Ever since my time on my high school newspaper, improper grammar has really irked me. For example, I’m a huge fan of the Oxford Comma. Also, I used to watch Keeping Up with the Kardashians and cringe anytime the characters said, “my sister and I” when the correct phrasing would have been, “my sister and me.” Buzzfeed has even done a post on presents for the grammar nerd in your life, and when I saw it, it made me wonder about the grammatical pet peeves of the people around me. As a Creative Writing and English major, I definitely have many classmates who have their own pet peeves, but I thought it would be even more interesting to find out what my professors thought. So I asked a few professors in the English department about the grammar mistakes that irk them the most. Here’s what they said:
 
the value of the Oxford Comma, courtesy of Pinterest
1. Professor Katherine Keller: I don’t have any absolute favoritesthough I don’t like it when folks qualify absolutes, such as “unique,” which means singular and can’t be “very” or “really.”  My new favorite pet peeve though is not so much a peeve but an amusement: Autocorrect, a blessing to those of us who love malapropisms and other word play.  In one student essay I read recently, autocorrect changed a “bides” in a quotation to “bidet.”  So, always correct your autocorrect or your work may end up in the toilet.  Sorry, very bad pun.  

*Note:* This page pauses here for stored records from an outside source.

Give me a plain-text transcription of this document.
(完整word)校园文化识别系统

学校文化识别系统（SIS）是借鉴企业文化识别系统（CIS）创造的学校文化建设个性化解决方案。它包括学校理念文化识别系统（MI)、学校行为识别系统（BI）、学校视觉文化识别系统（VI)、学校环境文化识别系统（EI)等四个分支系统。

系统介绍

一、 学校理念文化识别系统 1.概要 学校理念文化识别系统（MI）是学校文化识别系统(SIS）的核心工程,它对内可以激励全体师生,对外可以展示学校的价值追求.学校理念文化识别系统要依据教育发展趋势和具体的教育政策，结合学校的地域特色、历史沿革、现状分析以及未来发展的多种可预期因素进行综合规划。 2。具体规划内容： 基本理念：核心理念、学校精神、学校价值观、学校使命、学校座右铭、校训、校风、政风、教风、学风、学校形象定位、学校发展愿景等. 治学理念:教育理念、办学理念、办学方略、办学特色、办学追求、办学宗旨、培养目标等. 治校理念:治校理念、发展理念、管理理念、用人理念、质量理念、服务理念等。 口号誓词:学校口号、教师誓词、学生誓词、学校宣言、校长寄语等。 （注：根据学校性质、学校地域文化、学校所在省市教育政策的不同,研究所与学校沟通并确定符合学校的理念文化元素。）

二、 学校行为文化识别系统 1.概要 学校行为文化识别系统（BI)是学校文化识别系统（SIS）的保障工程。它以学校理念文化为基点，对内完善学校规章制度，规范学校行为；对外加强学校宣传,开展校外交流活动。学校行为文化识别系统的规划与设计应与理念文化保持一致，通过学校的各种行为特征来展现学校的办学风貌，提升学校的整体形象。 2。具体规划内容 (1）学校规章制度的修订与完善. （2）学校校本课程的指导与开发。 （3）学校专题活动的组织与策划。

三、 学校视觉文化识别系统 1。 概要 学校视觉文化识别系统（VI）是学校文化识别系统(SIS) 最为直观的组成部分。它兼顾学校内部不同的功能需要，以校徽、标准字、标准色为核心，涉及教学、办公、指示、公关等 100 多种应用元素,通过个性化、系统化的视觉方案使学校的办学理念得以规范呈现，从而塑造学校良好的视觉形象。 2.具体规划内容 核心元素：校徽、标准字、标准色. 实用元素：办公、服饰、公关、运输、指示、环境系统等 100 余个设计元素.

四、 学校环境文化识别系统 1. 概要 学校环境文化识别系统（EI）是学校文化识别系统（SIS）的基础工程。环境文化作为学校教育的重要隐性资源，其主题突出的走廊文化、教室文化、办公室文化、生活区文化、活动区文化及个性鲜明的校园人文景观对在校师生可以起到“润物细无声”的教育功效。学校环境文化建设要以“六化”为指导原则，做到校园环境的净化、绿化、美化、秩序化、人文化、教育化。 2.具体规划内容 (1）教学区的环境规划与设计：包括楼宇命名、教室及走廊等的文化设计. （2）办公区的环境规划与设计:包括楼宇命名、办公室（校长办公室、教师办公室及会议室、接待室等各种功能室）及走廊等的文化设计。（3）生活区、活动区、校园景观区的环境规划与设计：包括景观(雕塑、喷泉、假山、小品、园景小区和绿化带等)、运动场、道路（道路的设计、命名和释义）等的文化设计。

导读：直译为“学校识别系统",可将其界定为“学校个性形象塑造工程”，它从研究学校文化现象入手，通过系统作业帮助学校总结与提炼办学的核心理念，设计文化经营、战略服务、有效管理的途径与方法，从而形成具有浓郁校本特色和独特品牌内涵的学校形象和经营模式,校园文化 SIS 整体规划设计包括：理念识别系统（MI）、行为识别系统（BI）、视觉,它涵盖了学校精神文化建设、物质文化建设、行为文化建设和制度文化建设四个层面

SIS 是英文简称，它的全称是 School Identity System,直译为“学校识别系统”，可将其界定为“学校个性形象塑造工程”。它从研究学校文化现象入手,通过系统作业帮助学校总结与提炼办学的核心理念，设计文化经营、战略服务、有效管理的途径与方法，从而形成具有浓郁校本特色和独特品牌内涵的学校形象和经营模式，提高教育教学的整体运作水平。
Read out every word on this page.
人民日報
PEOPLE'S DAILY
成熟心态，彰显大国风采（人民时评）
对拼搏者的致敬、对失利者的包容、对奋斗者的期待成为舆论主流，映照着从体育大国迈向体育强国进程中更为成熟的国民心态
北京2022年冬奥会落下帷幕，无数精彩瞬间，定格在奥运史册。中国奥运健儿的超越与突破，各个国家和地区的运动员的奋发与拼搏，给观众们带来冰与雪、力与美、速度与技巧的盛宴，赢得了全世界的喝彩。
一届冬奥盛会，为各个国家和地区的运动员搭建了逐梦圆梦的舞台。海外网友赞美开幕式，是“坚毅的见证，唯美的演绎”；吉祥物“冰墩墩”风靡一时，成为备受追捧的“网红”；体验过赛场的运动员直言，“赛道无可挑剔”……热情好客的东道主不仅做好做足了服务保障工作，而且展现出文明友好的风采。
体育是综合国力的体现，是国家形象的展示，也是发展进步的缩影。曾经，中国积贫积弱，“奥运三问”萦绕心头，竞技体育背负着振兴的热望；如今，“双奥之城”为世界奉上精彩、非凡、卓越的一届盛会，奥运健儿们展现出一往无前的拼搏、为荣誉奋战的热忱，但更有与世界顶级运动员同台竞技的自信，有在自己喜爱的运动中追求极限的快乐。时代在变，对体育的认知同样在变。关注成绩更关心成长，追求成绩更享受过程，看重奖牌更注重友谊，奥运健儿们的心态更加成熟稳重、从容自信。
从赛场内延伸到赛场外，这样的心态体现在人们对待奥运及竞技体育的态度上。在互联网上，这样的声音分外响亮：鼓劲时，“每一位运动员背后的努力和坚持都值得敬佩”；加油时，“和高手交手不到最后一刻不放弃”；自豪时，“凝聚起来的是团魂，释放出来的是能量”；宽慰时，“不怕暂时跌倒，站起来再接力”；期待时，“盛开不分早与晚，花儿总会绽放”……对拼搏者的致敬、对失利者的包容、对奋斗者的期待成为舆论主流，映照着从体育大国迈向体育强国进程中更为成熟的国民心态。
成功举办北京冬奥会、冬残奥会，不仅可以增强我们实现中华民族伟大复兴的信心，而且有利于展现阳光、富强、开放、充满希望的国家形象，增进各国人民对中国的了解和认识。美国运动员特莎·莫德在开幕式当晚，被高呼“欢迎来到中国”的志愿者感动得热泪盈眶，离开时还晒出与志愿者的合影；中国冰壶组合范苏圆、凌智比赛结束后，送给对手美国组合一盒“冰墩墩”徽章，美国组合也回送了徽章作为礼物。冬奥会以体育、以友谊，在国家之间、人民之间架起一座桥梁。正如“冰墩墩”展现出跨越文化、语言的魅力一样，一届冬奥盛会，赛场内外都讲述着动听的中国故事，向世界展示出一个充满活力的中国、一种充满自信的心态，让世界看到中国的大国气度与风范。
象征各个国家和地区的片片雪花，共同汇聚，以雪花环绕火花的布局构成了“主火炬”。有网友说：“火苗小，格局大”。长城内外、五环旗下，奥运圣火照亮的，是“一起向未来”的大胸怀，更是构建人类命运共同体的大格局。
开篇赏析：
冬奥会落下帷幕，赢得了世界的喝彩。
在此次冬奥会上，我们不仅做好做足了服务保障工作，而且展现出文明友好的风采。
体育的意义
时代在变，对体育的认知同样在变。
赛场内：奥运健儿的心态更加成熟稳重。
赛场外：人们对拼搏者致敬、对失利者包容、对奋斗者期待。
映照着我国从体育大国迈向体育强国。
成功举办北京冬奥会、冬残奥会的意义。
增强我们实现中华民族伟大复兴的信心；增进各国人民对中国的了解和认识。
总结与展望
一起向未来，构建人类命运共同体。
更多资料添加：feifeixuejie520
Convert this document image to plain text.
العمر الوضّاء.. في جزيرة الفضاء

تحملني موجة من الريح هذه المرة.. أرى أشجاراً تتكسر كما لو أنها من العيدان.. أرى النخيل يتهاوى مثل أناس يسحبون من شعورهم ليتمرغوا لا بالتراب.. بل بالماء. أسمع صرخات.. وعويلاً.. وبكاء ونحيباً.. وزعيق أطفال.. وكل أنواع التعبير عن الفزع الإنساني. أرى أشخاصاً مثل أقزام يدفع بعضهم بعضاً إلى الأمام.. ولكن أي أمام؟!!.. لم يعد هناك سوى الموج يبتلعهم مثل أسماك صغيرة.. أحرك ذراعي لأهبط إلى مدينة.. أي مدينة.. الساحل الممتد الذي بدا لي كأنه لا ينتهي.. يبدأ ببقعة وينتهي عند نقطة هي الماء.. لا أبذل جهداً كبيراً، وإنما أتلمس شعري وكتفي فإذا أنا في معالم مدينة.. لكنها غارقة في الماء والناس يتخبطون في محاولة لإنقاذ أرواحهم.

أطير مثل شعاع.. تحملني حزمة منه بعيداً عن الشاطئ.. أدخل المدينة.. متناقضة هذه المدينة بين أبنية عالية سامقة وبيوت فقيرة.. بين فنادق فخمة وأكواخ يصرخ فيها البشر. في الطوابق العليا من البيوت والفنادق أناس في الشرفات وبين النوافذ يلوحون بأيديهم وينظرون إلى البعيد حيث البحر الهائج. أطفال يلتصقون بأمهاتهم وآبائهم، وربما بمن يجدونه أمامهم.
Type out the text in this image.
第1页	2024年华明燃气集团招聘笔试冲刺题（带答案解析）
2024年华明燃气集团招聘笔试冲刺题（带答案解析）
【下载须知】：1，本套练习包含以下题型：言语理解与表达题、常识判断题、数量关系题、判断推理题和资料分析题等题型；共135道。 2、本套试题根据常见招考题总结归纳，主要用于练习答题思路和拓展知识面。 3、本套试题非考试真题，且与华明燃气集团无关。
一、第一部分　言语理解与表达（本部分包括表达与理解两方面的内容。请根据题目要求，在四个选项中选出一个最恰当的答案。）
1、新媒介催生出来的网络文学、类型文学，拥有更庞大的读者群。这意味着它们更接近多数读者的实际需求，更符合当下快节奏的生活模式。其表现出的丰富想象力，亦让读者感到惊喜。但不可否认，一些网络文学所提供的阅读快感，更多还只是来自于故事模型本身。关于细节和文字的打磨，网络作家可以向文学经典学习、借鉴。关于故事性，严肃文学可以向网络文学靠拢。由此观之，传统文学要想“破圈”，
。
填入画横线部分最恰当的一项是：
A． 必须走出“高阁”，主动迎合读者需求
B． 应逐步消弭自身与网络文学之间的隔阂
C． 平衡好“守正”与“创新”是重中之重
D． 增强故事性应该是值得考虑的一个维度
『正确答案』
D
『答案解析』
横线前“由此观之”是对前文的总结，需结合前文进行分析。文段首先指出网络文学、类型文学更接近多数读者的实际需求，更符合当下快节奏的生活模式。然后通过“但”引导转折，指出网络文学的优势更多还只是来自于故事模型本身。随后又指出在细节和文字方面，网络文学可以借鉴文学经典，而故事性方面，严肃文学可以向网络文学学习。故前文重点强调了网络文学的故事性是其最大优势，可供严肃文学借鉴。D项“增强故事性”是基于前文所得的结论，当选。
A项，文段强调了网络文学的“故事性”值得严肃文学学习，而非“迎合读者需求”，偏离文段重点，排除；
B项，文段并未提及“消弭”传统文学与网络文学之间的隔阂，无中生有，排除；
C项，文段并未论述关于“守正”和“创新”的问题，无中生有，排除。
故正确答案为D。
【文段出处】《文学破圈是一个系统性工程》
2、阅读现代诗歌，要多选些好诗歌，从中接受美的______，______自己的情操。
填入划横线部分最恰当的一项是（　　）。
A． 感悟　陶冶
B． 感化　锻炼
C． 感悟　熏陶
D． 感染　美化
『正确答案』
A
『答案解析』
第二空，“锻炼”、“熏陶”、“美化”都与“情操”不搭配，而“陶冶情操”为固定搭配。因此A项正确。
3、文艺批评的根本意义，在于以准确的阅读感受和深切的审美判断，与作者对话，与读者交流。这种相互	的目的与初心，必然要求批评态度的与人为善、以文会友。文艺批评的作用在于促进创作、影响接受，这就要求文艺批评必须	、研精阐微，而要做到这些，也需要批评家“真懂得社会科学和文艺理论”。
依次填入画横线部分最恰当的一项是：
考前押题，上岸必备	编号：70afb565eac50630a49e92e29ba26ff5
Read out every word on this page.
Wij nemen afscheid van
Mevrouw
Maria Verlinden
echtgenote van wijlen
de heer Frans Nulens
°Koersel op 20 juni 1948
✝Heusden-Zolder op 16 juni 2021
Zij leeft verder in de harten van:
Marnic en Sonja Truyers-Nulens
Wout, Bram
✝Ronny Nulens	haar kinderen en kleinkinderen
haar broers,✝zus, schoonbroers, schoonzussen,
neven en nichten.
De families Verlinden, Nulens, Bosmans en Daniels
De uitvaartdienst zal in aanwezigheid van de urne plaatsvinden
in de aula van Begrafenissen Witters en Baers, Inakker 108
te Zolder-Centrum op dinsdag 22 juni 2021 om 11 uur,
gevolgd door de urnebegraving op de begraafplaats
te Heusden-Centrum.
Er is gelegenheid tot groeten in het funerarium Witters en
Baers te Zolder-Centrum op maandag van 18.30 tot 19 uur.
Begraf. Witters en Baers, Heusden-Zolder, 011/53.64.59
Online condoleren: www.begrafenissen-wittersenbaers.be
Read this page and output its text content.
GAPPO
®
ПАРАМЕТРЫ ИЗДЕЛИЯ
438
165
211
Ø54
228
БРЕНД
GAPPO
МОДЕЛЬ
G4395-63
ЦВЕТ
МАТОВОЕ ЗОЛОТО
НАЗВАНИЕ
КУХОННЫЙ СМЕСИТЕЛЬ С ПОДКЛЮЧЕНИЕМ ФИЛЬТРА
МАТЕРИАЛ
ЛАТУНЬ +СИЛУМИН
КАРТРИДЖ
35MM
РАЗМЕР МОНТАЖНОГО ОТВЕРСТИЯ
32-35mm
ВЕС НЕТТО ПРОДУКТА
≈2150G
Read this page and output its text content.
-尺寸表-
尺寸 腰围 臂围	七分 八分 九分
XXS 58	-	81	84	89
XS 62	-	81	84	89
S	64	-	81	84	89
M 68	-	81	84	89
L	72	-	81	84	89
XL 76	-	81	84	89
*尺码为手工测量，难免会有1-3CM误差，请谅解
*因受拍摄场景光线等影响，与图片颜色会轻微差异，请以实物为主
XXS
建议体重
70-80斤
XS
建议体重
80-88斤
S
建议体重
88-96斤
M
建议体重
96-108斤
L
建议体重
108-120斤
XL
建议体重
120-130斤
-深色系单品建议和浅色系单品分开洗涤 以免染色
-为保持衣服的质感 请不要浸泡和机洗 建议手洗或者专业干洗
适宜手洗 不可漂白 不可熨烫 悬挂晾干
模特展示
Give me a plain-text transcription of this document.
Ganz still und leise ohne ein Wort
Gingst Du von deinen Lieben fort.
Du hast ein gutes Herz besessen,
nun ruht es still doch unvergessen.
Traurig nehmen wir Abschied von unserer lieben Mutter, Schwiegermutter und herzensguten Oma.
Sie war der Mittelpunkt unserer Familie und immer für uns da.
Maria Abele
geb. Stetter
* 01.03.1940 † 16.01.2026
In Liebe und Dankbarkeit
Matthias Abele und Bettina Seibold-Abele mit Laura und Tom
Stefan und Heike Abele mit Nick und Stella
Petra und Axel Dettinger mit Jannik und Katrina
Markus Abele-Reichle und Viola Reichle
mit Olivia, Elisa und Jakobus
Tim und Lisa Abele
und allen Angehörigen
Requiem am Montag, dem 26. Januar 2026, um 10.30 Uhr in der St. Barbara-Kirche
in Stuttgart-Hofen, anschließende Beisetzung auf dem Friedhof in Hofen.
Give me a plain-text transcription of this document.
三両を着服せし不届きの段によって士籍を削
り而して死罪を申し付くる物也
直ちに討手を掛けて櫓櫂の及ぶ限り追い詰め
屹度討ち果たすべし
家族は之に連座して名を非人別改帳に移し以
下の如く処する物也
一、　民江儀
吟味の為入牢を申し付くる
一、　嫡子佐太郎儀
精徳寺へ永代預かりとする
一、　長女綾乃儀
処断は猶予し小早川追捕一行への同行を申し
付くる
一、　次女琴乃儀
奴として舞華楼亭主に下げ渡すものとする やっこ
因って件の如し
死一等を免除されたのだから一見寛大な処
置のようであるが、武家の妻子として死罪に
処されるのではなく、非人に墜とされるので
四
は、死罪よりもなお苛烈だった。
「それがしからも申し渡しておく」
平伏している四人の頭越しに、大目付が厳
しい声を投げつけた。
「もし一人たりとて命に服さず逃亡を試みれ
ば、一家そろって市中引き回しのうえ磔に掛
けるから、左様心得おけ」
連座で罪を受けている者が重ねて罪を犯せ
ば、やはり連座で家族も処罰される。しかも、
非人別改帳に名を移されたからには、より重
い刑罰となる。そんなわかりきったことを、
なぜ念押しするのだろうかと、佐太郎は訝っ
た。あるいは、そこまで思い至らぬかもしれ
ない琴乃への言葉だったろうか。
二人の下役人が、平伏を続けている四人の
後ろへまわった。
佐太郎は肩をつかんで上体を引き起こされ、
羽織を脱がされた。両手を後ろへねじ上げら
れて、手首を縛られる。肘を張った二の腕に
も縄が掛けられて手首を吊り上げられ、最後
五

2. Professor Lisa Page: Biggest grammatical peeve in creative writing is tense. So many of my students jump back and forth, writing in past and present tense at the same time. “The rain fell gently. It sounds nice.” Ugh!

3. Professor Faye Moskowitz: My pet grammatical peeves are the confusion about “It’s” and “Its.” The difference between “elude” and “allude” drives me nuts, too. But it is the misplaced modifier that is the bane of my writing existence, because it is sometimes not easy for the writer to spot.

4. Professor Evelyn Schrieber: My pet peeve is the misuse of its and it’s. Students cannot seem to understand its is possessive without the apostrophe (like his, hers, and theirsthose they get). I tell my students not to use contractions in formal writing and that way they will not misuse it’s, but they still use it anyway! My second pet peeve is using the word “this” without a noun after it.

5. Professor Marshall Alcorn: I have two pet peeves.
1.  Misuse of semi-colon and colon. 

2.  People who enforce  Latinate and confabulated 18th century grammar “rules” in English, as in insisting that a double negative really means a positive.  “I ain’t got no money,” does not in any stretch of anyone’s imagination mean I have money.  The double negative was effectively used in many English dialects since the time of Chaucer, and continues effectively among many dialects today.

6. Professor Jonathan Hsy: I don’t exactly have a grammatical issue here per se, but one of my major pet peeves as someone who teaches medieval literature is people using the term “Dark Ages” to refer to the entire Middle Ages (the period known as the “Dark Ages” technically refers to a more narrow historical period just after the fall of the Roman Empire). 

A few other things: The terms “middle aged” and “medieval” are not interchangeable. The “Middle Ages” is a multifaceted historical era; “Medieval Times” is a theme restaurant/spectacular dining experience.